Евгений Рейн уже своим ярким, словно искусственно придуманным именем запоминался, как театральная афиша. Называться рекой, к тому же еще такой знаменитой, бывает впору только литературным или оперным персонажам. Но Онегина он нисколько не напоминал, хотя внешность его была по-своему незаурядна. Огромные черные глаза с длинными ресницами под густыми бровями сообщали ему таинственный вид авгура и заклинателя, хотя и не без легкого намека на шарлатанство, разумеется… Меня эта странность привлекала как залог будущей пародийности его поведения и общей "несерьезной серьезности", а иных она явно бесила. Прямой твердый  ог, чуть одутловатые щеки и мешающие четкому выговору губы вместе создавали гротескное, двойственное сочетание: он как бы пугал и смешил одновременно. Чичкина и Мазгалина, например, прыскали невпопад, с чем бы он к ним ни обратился. Он мог вдруг чертом пройтись по столовой, выхватывая чужие пирожки, и все лишь глядели на него завороженно. А первая красавица института Вава, когда я спросил, нравится ли ей Рейн, ответила кратко и с непонятным возмущением:

— Урод!

Злокозненный Гарик Ройтштейн высмеивал в нем все — и якобы неблагозвучные инициалы имени, и "бочкообразную" грудь при общей сутулости юного Евгения Борисовича, и его выходки, делая это, впрочем, с осторожностью: высокий рост и длинные руки с крупными кулаками придавали Рейну внушительный вид, — он и в двадцать лет казался уже сорокалетним. Что бы он ни делал, кисти рук, высунутые из рукавов неизменного френчика, все время шевелили плоскими белыми пальцами: он будто разминал ими воздух, или мял невидимый пластилин, или налаживал прозрачную скрипку, формируя в катыш, возможно, не эстетический принцип, а всего лишь козявку из носу.

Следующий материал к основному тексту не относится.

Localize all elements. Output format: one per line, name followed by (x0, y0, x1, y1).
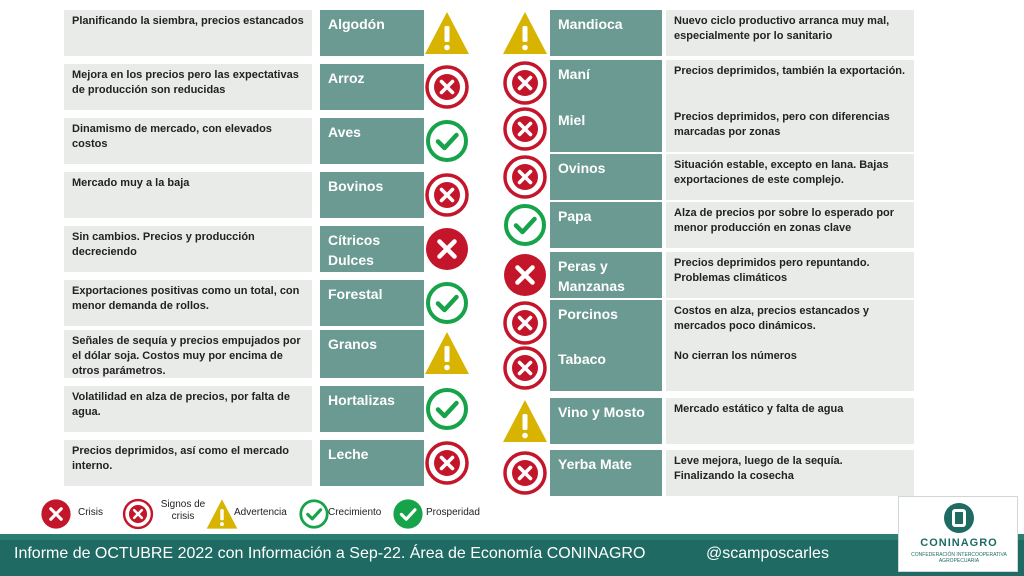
legend-label: Crisis (78, 507, 103, 518)
row-sector-name: Granos (320, 330, 424, 378)
logo-name: CONINAGRO (920, 537, 998, 549)
footer-accent-line (0, 534, 1024, 540)
row-sector-name: Papa (550, 202, 662, 248)
crisis-icon (502, 252, 548, 298)
row-sector-name: Miel (550, 106, 662, 152)
row-sector-name: Porcinos (550, 300, 662, 346)
row-description: Leve mejora, luego de la sequía. Finaliz… (666, 450, 914, 496)
growth-icon (424, 118, 470, 164)
crisis-signs-icon (502, 154, 548, 200)
footer-report-text: Informe de OCTUBRE 2022 con Información … (14, 545, 646, 562)
row-description: Alza de precios por sobre lo esperado po… (666, 202, 914, 248)
row-description: Situación estable, excepto en lana. Baja… (666, 154, 914, 200)
prosperity-icon (392, 497, 424, 529)
crisis-signs-icon (424, 64, 470, 110)
growth-icon (298, 497, 330, 529)
row-description: Planificando la siembra, precios estanca… (64, 10, 312, 56)
row-description: Nuevo ciclo productivo arranca muy mal, … (666, 10, 914, 56)
row-description: Dinamismo de mercado, con elevados costo… (64, 118, 312, 164)
logo-subtitle: CONFEDERACIÓN INTERCOOPERATIVA AGROPECUA… (911, 552, 1007, 564)
row-description: Precios deprimidos, así como el mercado … (64, 440, 312, 486)
row-description: Precios deprimidos pero repuntando. Prob… (666, 252, 914, 298)
crisis-icon (424, 226, 470, 272)
row-sector-name: Peras y Manzanas (550, 252, 662, 298)
row-sector-name: Aves (320, 118, 424, 164)
legend-label: Signos de crisis (160, 499, 206, 522)
warning-icon (502, 10, 548, 56)
row-sector-name: Arroz (320, 64, 424, 110)
growth-icon (424, 280, 470, 326)
row-sector-name: Leche (320, 440, 424, 486)
legend-item-crisis: Crisis (40, 496, 120, 530)
row-description: Mejora en los precios pero las expectati… (64, 64, 312, 110)
row-sector-name: Forestal (320, 280, 424, 326)
coninagro-logo: CONINAGRO CONFEDERACIÓN INTERCOOPERATIVA… (898, 496, 1018, 572)
warning-icon (502, 398, 548, 444)
crisis-signs-icon (502, 60, 548, 106)
row-description: Mercado muy a la baja (64, 172, 312, 218)
row-description: Mercado estático y falta de agua (666, 398, 914, 444)
crisis-signs-icon (122, 497, 154, 530)
legend-label: Advertencia (234, 507, 287, 518)
growth-icon (424, 386, 470, 432)
row-description: Precios deprimidos, también la exportaci… (666, 60, 914, 106)
warning-icon (424, 330, 470, 376)
growth-icon (502, 202, 548, 248)
row-sector-name: Ovinos (550, 154, 662, 200)
logo-mark-icon (944, 503, 974, 533)
crisis-signs-icon (502, 345, 548, 391)
row-sector-name: Hortalizas (320, 386, 424, 432)
legend-item-prosperity: Prosperidad (392, 496, 502, 530)
footer-bar (0, 534, 1024, 576)
warning-icon (424, 10, 470, 56)
row-description: Sin cambios. Precios y producción decrec… (64, 226, 312, 272)
crisis-signs-icon (502, 300, 548, 346)
legend-item-warning: Advertencia (206, 496, 316, 530)
row-sector-name: Algodón (320, 10, 424, 56)
row-description: Costos en alza, precios estancados y mer… (666, 300, 914, 346)
footer-handle: @scamposcarles (706, 545, 829, 562)
legend-label: Prosperidad (426, 507, 480, 518)
row-sector-name: Cítricos Dulces (320, 226, 424, 272)
crisis-signs-icon (424, 440, 470, 486)
legend-item-growth: Crecimiento (298, 496, 398, 530)
crisis-icon (40, 497, 72, 529)
row-sector-name: Mandioca (550, 10, 662, 56)
row-description: Señales de sequía y precios empujados po… (64, 330, 312, 378)
row-sector-name: Bovinos (320, 172, 424, 218)
row-sector-name: Yerba Mate (550, 450, 662, 496)
legend: Crisis Signos de crisis Advertencia Crec… (40, 496, 540, 530)
row-description: No cierran los números (666, 345, 914, 391)
row-sector-name: Vino y Mosto (550, 398, 662, 444)
row-sector-name: Maní (550, 60, 662, 106)
legend-item-crisis-signs: Signos de crisis (122, 496, 212, 530)
row-description: Volatilidad en alza de precios, por falt… (64, 386, 312, 432)
crisis-signs-icon (424, 172, 470, 218)
crisis-signs-icon (502, 450, 548, 496)
row-description: Exportaciones positivas como un total, c… (64, 280, 312, 326)
legend-label: Crecimiento (328, 507, 382, 518)
row-description: Precios deprimidos, pero con diferencias… (666, 106, 914, 152)
warning-icon (206, 497, 238, 529)
row-sector-name: Tabaco (550, 345, 662, 391)
crisis-signs-icon (502, 106, 548, 152)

Шутки он выкрикивал отрывисто и гулко, стараясь, чтобы звучало четче, но это не всегда удавалось, а повторять их было негоже по закону жанра. Но когда звук удавалось прокрутить в памяти, то во фразе обнаруживалось необычное слово, стоящее как бы поперек, — в нем и заключалась острота, если и не смешная, то литературно забавная.

Мне нравился этот юмор, а Рейн ссылался все чаще на неизвестный источник. Наконец, пригласив меня домой, он его обнаружил: Ильф и Петров, в то время вроде бы не существовавший ни в библиотеках, ни в продаже реликт довоенной культуры. Как удалось ему такое достать?

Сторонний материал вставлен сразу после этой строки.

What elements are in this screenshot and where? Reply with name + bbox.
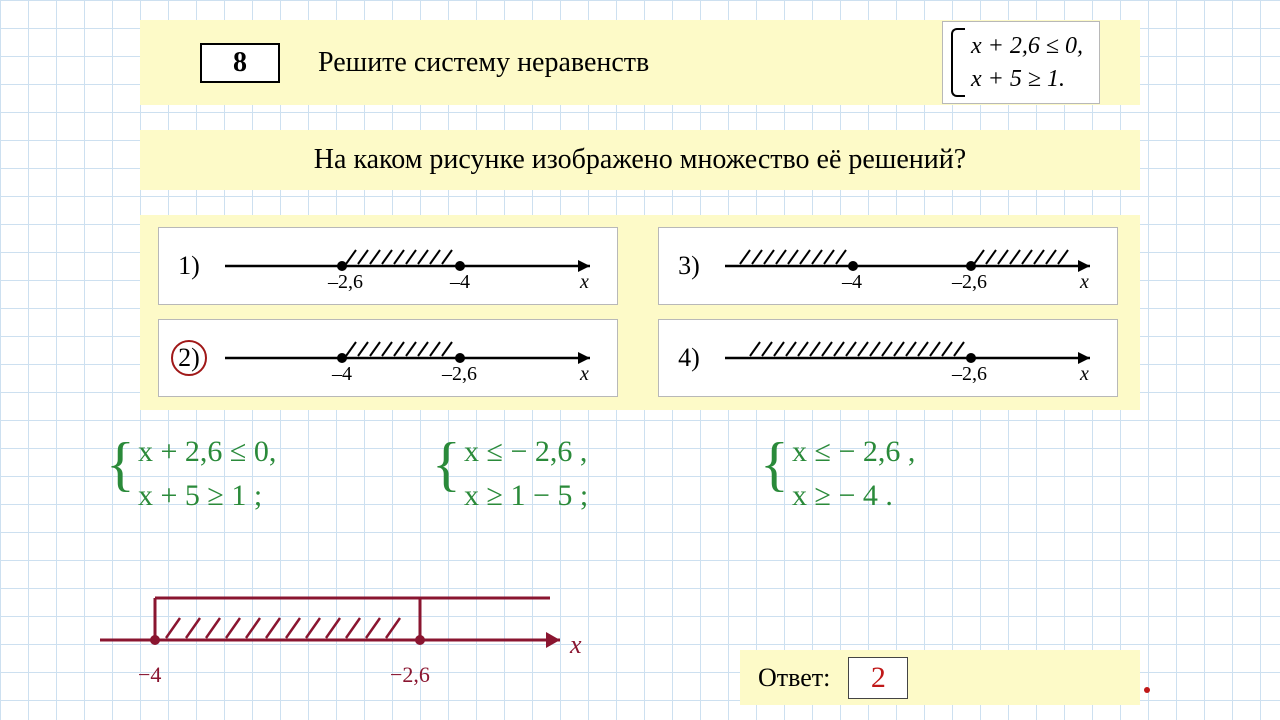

— Я хотел купить эту книгу, но владелец мне ее так отдал.

— Как? Почему?

— Сказал, что она несерьезна.

Человек без чувства юмора? Впрочем, мой друг, как я не раз убеждался, мог сам заимствовать полюбившуюся книгу "за так". А приключения обаятельного жулика скоро были переизданы, и все шутки Остапа Бендера стали известны наперечет. Знатоки и поклонники даже устраивали между собой турниры на знание "священных" текстов. У Рейна для таких поединков было припасено секретное оружие — записные книжки Ильфа, но и они скоро стали общим местом, объектом новых пародий.

На одной из обязательных лекций по ОМЛ (Основы марксизма-ленинизма) мы, уже, можно сказать, "два друга", затеяли рукописную газетку, пародирующую ту, из "12-ти стульев", которая, в свою очередь, пародировала реальный "Гудок".

— Наша будет называться "Блоха", — говорил Рейн, глядя на сидящего впереди Володю Блоха.

Я вырвал разворотный лист из толстой тетради и этим определил формат газеты.

— Блоха прыгает, жалит, это будет ее первый укус, — говорил Первый главный редактор.

Второй главный редактор выводил в это время шапку газеты, слегка имитируя шрифт "Правды". Вот, как у "Правды" — "Пролетарии всех стран, соединяйтесь!", у нас появился свой эпиграф: "Ройтштейн, что вы прыгаете, как Блох?" Это была шутка Н. Бурдина, преподавателя начертательной геометрии, желчного язвенника и ревматика, отличавшегося отменными афоризмами. Шутку эту он произнес на вчерашнем занятии, и мы с Рейном, не сговариваясь, зааплодировали ему, как премьеру на сцене.